Jake, a paraplegic ex-marine, gets
involved in the avatar programme because his twin brother, a scientist
originally involved in it, was killed in a mugging. But as the mission
proceeds, Jake, like his colleagues Grace and Norm, comes to appreciate the
culture of the Na’vi even as he provides strategic information about them in
his debriefing sessions; moreover, he falls in love with Neytiri, a Na’vi
female, and she falls in love with him. Selfridge and Quaritch get impatient
and give Grace and Jake just one hour to convince the Na’vi to vacate their
habitat, failing which the military will swing into action. In attempting to
carry out this mission, Grace and Jake have to reveal their part in the
mission, upon which the Na’vi accuse them of betrayal and tie them up, but at
this point the onslaught on Hometree, in which many Na’vi are killed, begins.

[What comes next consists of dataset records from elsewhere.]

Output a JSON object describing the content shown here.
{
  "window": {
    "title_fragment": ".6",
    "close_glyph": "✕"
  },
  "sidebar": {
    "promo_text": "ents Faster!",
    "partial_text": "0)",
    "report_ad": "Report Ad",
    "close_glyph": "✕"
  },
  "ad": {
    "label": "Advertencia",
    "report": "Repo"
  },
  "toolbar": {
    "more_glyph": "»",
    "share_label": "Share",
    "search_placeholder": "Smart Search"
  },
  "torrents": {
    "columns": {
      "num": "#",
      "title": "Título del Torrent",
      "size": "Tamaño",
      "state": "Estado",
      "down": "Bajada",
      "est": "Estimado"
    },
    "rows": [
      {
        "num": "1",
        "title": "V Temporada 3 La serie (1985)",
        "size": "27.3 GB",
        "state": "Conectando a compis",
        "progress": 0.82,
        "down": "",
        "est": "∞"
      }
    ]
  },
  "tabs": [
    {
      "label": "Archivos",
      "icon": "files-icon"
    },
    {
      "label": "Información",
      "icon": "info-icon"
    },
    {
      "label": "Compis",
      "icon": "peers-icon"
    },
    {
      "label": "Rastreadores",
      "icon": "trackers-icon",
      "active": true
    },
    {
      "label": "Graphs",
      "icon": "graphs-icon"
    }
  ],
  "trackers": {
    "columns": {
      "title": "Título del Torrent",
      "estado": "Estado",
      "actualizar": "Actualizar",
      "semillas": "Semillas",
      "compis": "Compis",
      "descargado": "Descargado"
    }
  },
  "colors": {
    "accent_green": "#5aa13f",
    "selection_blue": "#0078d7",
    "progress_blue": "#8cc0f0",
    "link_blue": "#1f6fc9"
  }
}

The
human avatars of Grace, Norm and Jake are held captive by Quaritch for treason,
but Trudy, a security force pilot disgusted by all this violence, flies them
out, along with their laboratory, to the jungle. In the crucial battle, these
four as well as another scientist, Dr Max Patel, fight on the side of the
Na’vi, and Grace and Trudy are killed by the security forces, along with
hundreds of Na’vi. But the attack is finally repelled, and the invaders sent
back to their depleted planet earth. Jake, Norm and Max remain with the Na’vi.